The Homemade Tromba Windchest
I built a homemade electropneumatic windchest for the 8' tromba on the great, along with the top 28 notes of the 16' principal. This project was completed in Jan-Feb of 2012. The chest holds 86 pipes and was intended to supply air to the three lowest tromba pipes by tubes. But these three pipes refused to speak on tubes, so an offset chest is being provided for those notes.
Here is the mostly completed chest with one bung board still open. The top octave of the tromba is harmonic, and those pipes are sandwiched in the middle. The top octave of the tromba uses flue pipes, which are at the right end. The 16' principal can be seen behind these and sticking up over the trombas in the middle of the chest.
Looking inside the chest, the pneumatics (white) with valves mounted on top, can be seen. Pieces of electrical conduit were used to take the air to the toehole under the pipes. The black things are the electromagnets which open a valve that exhausts the pneumatic.
This picture shows how the pneumatics were made. A spring fits between two pieces of wood, and the wood is wrapped with leather. The valve is glued onto the top.
The tromba is installed above the swell shades, close to the ceiling. This picture shows the bottom of the chest, with all the magnets, and the offset for the 3 bass pipes. This gives a persepective of their lofty perch.
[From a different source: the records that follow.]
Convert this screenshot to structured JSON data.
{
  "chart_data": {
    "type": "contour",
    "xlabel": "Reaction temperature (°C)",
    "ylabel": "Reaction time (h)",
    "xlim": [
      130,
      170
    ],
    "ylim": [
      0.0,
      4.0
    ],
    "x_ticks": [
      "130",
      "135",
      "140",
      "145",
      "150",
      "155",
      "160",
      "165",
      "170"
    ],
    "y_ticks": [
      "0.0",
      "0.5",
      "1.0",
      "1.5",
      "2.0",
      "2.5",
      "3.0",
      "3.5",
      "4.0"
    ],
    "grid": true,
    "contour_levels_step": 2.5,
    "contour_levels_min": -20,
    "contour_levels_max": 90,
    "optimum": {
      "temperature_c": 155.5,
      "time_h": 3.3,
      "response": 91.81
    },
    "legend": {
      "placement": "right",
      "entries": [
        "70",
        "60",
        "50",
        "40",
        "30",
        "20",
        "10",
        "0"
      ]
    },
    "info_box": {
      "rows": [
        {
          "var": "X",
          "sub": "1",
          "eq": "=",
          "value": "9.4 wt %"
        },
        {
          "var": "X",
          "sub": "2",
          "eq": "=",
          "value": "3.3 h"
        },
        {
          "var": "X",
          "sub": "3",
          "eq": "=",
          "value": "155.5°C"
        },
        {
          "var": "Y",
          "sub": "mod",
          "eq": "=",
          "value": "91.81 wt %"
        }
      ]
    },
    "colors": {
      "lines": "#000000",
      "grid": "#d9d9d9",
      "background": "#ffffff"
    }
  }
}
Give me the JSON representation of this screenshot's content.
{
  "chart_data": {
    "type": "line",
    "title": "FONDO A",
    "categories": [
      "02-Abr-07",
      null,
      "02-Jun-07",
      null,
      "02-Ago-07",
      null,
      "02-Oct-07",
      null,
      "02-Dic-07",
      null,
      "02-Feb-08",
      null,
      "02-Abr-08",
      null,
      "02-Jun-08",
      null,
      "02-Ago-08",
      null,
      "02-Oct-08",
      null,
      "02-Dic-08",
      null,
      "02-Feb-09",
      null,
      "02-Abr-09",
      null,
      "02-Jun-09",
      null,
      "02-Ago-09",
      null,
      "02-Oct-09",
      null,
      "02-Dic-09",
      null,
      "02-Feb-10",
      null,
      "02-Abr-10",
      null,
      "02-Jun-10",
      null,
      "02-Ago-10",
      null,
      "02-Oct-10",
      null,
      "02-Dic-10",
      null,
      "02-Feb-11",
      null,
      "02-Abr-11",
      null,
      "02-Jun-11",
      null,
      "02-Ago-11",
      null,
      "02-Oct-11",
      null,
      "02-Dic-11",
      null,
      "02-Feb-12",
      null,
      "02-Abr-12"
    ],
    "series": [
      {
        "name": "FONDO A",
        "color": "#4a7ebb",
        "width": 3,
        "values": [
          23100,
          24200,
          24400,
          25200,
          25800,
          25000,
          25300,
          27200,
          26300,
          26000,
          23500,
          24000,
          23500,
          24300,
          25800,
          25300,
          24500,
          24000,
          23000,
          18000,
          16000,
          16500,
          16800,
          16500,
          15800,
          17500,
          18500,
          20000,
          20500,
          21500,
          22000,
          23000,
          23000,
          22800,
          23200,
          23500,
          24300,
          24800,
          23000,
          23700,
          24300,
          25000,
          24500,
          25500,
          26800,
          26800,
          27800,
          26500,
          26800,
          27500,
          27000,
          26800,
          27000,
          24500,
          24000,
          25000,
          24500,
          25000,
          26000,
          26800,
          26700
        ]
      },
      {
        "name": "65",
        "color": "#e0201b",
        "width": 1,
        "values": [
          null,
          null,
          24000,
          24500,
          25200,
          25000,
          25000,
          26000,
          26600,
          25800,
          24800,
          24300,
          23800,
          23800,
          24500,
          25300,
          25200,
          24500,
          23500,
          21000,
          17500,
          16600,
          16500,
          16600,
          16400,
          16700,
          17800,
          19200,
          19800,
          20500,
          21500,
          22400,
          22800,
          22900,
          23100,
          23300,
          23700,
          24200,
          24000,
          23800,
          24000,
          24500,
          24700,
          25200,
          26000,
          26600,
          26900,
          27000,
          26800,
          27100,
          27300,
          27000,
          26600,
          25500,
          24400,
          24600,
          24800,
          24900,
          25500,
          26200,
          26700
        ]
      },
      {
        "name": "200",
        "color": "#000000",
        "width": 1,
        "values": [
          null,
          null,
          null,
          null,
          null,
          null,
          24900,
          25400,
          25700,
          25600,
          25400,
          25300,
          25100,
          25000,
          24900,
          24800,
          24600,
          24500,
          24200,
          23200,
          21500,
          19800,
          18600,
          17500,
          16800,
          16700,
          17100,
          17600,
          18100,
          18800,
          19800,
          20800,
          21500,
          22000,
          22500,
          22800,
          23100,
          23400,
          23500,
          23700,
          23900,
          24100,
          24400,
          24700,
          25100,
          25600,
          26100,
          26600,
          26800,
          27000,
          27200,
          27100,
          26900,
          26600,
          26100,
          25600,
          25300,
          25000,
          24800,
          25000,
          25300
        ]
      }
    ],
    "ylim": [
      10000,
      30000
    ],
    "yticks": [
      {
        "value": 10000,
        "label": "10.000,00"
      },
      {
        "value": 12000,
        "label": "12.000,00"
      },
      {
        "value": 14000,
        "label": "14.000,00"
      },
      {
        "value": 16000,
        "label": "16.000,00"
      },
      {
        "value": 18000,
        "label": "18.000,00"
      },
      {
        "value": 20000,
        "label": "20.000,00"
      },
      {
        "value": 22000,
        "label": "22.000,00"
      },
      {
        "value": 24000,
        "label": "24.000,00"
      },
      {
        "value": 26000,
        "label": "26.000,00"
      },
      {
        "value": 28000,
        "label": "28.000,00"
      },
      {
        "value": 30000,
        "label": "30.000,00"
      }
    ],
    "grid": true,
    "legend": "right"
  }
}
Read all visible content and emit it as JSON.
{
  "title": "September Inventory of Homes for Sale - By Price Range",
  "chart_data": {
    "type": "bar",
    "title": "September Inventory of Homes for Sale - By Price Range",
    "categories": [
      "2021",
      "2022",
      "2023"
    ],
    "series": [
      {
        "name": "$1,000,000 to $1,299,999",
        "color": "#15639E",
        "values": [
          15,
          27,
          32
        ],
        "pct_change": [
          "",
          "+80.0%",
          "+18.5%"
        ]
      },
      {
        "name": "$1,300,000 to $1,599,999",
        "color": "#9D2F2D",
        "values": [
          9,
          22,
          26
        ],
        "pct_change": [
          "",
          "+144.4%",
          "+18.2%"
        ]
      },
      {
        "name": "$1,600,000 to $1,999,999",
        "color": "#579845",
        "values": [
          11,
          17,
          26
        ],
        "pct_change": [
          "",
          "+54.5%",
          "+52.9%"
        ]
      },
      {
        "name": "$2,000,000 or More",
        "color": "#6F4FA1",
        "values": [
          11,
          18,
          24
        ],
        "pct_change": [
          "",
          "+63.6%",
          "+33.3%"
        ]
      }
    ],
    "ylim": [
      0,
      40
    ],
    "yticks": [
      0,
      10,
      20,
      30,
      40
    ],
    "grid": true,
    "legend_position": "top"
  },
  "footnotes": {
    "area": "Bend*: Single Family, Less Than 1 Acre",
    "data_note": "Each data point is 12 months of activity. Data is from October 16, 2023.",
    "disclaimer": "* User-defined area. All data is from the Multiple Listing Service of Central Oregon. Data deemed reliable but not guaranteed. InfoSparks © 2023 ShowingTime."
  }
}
A view of the trombas from the other end of the great walkboard. The great unit flute is in front of the trombas, and the main chest to the other side of the walkboard.
Here is the tiny offset chest that holds C, C# and D. The hole at the end is for the windline.
A front view of the fully installed trombas. The small pipes in the foreground are on the main great chest. The driver board for the trombas is visible under the chest.